ジャパユキさんの試練 2010年7月7日


 タレントあるいはジャパユキさんの日本行きのビザの発給がストップして以来、若いフィリピーナにとって唯一の日本行きの方策は日本人との結婚しかなくなった。すでに結婚をして日本に在住して、アルバイトでフィリピンパブで働くフィリピーナも多くはいるが、若いフィリピーナにとって夢の日本行きは結婚によってのみ実現されると言っても過言ではない。とはいいつつもフィリピンにいて日本人の配偶者を見つけるのは至難の技だ。そのため、プロモーターの斡旋で見ず知らずの日本人と形だけ結婚して、日本行きを目指す、すなわち、イミテーション(偽装)結婚だ。
 日本の入管もこの偽装結婚を厳しく監視していて、本当に結婚生活をしているか、自宅訪問をしたりするそうだ。この偽装結婚の謝礼に日本人男性には月々数万円を払うそうで、プロモーターへの支払いなど、ジャパユキさんにとってほとんど収入が見込めないこともある。そうなると、もっと稼ごうと体を売るなどという、かわいそうなはめになっているジャパユキさんも多いようだ。

CIMG7649s-1この子達の日本行きは遠い夢か

晴れて日本行きの目的も達して、それなりの収入も得て、フィリピンにもどり、元の生活に戻る。もちろん結婚という話も出てくるだろう。しかし、日本で離婚手続きをしたとしても、フィリピンでもちゃんと手続きをしないと、結婚の経歴はそのまま残ってしまう。プロモーターに在日フィリピン大使館に届けたから大丈夫だよと言われ安心していても、いざ結婚しようとすると、フィリピンに婚姻の記録が残っていて、婚姻の資格証明書が出ないということが多発する。

 従来は、離婚の事実が記載されている戸籍謄本を在比日本大使館に提出して離婚証明をもらい、それをCity Civil Registryに提出し、証明書を最寄の市役所に提出すればよかった。市役所からNSO(国家統計局)に書類が送られ、婚姻の資格証明書が発行された。さほどの手間ではなかったが、ジャパユキさんにとっては必ずしも簡単とも言えない手続きで、これを怠って結婚できないはめになっているフィリピーナも多い。しかし、昨年法律が改正され、こんな簡単な手続きで離婚することが出来なくなってしまったのだ。 

 ご承知の通り、カソリックの国、フィリピンには離婚という制度がない。一旦結婚したら、それは生涯有効なのだ。しかし、裁判に訴えて、この婚姻が無効であるという判決を裁判官が出したら、その婚姻は初めからなかったことになり、晴れて独身に戻れる(アナルメント)。このようなお国柄だから、日本に行くために結婚して、フィリピンに戻ったら離婚、などという神を冒涜するような行為が許されるはずがない。

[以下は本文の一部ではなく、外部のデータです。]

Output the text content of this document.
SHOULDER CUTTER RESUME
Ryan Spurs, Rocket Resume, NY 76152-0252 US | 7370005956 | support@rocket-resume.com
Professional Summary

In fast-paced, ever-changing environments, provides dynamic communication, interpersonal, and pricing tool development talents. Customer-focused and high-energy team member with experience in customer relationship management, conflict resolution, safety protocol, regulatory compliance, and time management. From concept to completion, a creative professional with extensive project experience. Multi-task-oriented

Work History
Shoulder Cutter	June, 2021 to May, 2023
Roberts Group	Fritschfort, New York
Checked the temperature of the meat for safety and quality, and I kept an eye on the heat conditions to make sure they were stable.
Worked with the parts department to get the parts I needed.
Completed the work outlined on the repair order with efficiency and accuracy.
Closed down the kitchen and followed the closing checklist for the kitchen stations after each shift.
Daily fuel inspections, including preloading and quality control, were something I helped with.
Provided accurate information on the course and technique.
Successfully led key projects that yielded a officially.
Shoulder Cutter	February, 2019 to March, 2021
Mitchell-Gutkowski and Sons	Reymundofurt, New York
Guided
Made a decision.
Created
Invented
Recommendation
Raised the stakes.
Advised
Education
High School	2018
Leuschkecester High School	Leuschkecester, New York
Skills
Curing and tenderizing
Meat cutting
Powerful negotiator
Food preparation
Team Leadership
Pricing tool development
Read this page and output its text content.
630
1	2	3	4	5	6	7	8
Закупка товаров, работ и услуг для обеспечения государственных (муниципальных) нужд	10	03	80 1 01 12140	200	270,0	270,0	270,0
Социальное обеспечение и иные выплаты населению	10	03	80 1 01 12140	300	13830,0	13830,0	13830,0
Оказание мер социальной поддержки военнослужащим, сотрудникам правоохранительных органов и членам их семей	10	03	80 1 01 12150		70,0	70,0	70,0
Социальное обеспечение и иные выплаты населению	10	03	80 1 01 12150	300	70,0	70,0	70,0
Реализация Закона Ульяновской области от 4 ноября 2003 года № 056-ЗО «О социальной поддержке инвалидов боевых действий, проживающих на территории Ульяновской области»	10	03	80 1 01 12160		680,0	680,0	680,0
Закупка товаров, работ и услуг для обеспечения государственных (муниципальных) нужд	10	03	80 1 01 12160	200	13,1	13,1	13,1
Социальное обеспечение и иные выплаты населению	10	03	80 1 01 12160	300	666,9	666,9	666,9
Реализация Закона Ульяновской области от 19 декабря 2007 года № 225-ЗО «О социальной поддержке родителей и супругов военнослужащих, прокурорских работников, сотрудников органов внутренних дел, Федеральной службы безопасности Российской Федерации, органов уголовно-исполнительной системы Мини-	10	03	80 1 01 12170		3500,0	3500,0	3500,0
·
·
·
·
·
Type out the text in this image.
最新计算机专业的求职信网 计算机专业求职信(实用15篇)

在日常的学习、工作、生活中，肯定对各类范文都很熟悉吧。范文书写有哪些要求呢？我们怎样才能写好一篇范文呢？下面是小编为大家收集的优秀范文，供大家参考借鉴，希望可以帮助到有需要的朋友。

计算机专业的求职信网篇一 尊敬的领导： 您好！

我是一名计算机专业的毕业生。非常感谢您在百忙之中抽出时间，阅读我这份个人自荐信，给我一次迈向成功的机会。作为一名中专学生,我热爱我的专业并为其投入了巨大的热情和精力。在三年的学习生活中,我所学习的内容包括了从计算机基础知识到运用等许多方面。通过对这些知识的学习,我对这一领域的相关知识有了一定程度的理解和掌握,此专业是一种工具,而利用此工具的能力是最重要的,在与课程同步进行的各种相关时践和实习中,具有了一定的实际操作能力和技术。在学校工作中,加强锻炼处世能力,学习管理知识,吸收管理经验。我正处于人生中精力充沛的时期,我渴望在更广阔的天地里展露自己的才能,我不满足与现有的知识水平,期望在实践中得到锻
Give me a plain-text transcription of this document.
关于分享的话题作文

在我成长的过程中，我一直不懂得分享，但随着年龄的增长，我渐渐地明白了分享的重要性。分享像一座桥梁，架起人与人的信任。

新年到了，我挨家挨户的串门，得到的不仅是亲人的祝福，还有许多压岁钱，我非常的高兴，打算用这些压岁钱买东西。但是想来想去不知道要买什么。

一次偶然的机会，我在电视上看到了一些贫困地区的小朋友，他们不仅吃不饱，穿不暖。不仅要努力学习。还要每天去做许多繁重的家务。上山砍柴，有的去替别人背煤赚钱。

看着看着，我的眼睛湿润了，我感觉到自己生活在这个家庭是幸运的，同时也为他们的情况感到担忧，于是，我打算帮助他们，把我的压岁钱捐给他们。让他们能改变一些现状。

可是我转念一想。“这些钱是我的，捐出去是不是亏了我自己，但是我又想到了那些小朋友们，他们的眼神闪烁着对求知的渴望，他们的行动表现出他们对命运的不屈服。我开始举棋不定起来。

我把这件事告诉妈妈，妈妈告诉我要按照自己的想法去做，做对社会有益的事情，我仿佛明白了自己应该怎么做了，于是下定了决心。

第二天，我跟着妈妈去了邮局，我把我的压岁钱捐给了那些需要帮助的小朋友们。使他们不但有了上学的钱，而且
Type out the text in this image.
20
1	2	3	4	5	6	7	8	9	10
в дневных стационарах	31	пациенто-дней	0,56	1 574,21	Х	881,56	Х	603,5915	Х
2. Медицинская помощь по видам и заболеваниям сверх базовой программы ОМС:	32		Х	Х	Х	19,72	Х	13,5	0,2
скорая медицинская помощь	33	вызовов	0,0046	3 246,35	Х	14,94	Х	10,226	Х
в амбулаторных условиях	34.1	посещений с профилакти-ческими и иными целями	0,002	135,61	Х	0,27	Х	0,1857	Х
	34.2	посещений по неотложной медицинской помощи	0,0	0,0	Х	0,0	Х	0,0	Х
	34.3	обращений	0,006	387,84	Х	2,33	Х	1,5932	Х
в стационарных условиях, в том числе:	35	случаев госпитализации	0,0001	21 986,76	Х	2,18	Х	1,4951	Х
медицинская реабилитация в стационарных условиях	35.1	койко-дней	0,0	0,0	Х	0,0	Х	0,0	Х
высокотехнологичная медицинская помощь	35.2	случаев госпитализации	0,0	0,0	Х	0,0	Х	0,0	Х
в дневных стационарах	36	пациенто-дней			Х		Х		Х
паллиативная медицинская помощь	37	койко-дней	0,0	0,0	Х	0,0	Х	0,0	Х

 そのためか、日本で行なった離婚をフィリピンにおいても有効にするために、裁判所に届けて離婚が正当であるという判決をもらわなければならなくなったのだ。そのためには10万ペソ程度の弁護士費用と半年~1.5年の月日が必要とされるそうだ。ジャパユキさんにとっては気の遠くなるような話だ。念願の日本行きを果たしたとしても、本命の彼との結婚も当分お預けとなってしまう。また、日本人との結婚・離婚を繰り返し、日本行きの手段にしてきたベテランジャパユキさんにとっても頭の痛い話だ。

CIMG0300s-1カラオケはジャパユキ予備軍のたまり場だ 

 次に結婚だが、かつては出生証明をもっていけば、市役所から比較的簡単に婚姻許可をもらえたものが、現在はNSOからシノマ(Certificate of No MarriageCENOMA)という婚姻資格証明をもらわなければならなくなった。戸籍という制度がないから、出生証明と婚姻証明がすべてだったフィリピーノには頭の痛い問題だ。同姓同名の人間が結婚しているとすると、その人とは他人であることを証明しないと、シノマが出ない。もちろん過去に婚姻歴があるとそれを正式に抹消していない限りシノマは出ない。

 これらの措置は、偽装結婚や重婚による日本行きのビザ取得が日常化ないし商業化しているという状況に政治家が業を煮やしたものと思われる。たしかに神聖な結婚をビザ取得の手段にするなどということは許されるべきものではない。しかも、それをえさにジャパユキ志望の若いフィリピーナの体をもてあそんだり、月々の謝礼を当てにしたり、日本男児の名折れともいえる輩もいるのも腹が立つ。しかし、可哀想なのはかのジャパユキさんだ。こんな手段までとって念願の日本行きを果たし、故郷に錦を飾ったまではいいが、その偽装結婚に生涯縛られるはめになってしまうかもしれないのだ。したがって、政府の狙い通り偽装結婚による日本行きも下火になることは間違いないだろう。